N 34°51’19.93″ W 76°19’6.58″ Google Earth Location
This one’s a little fun in that, if you go to the location, it’s not technically there anymore. Well, it is, but storms between the time this was taken and now have radically reshaped the islands, and what was once inlet is now mid-island. Not only that, but reaching it takes a lot more effort.
This came from a work-related fishing trip back in 1999, to what I believe is known as Portsmouth Island on the South Core Banks of North Carolina. To get there we had to use a four-wheel-drive vehicle and take a ferry, putting in at Long Point Cabin Camp, the offices of which should be noted in most map services further northeast on the island – I mean, what was the same island back then, since we drove down to the photo location.
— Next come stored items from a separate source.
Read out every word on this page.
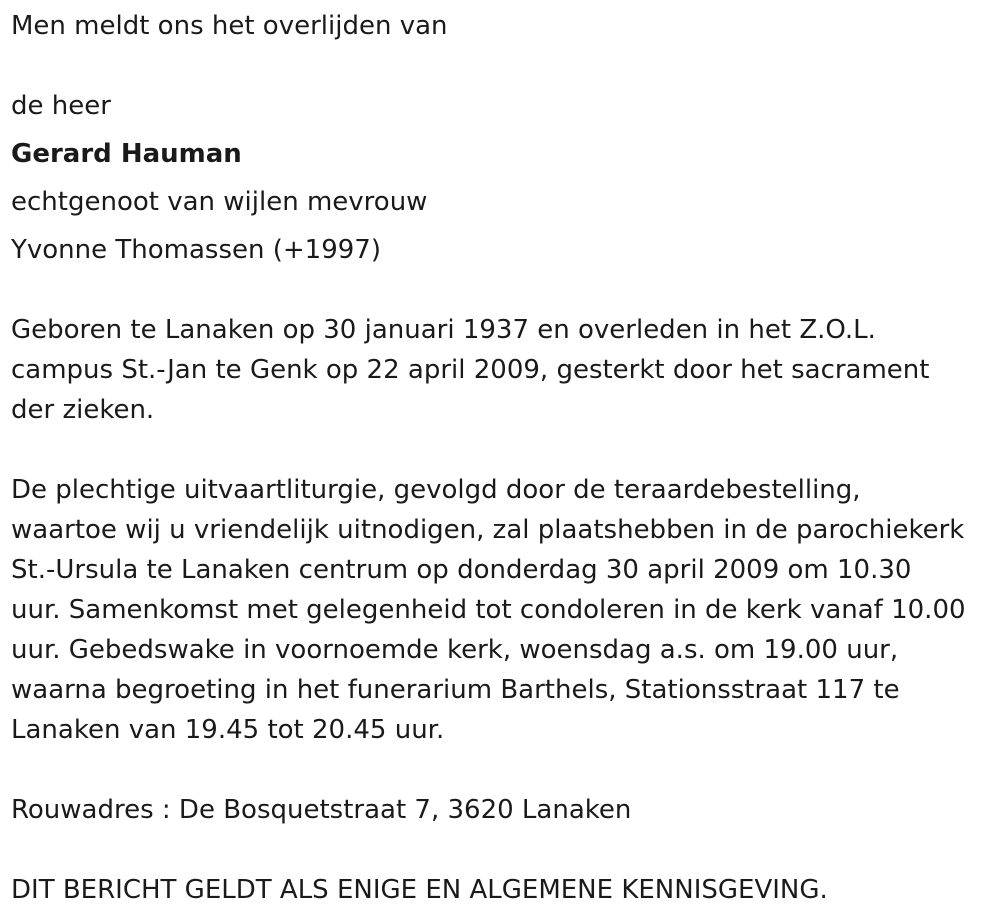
Men meldt ons het overlijden van
de heer
Gerard Hauman
echtgenoot van wijlen mevrouw
Yvonne Thomassen (+1997)
Geboren te Lanaken op 30 januari 1937 en overleden in het Z.O.L.
campus St.-Jan te Genk op 22 april 2009, gesterkt door het sacrament
der zieken.
De plechtige uitvaartliturgie, gevolgd door de teraardebestelling,
waartoe wij u vriendelijk uitnodigen, zal plaatshebben in de parochiekerk
St.-Ursula te Lanaken centrum op donderdag 30 april 2009 om 10.30
uur. Samenkomst met gelegenheid tot condoleren in de kerk vanaf 10.00
uur. Gebedswake in voornoemde kerk, woensdag a.s. om 19.00 uur,
waarna begroeting in het funerarium Barthels, Stationsstraat 117 te
Lanaken van 19.45 tot 20.45 uur.
Rouwadres : De Bosquetstraat 7, 3620 Lanaken
DIT BERICHT GELDT ALS ENIGE EN ALGEMENE KENNISGEVING.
Fishing bores me to tears, so I treated the trip as a photo excursion instead, which didn’t net me a whole lot of great images due to bad weather most of the time, but at sunset it had cleared and produced these skies. This shows two of the guys I was there with, actually doing some fishing instead of drinking – I had to be lightning fast to catch it…
A few years later, storms had cut a new channel through the island and filled this one in – you can see the changes in the Google Earth program, though I haven’t found a way to see old photos from the online version. Then, subsequent storms did even more reshaping – and then more. Not a place I’d want to own property, especially since one good hurricane will scour the very low island clean. This is the nature of Atlantic barrier islands.
This is also the place where I found numerous paths through the beach grasses, wide enough for beavers though this wasn’t their habitat, and wondered about them. Awaiting the ferry back at the end of the weekend, I found out from a regular visitor that they were caused by “nutra” [sic], and kicked myself for not staking out some of them in the wee hours, because I’d heard of nutria but had never seen one. This would eventually be rectified 23 years later.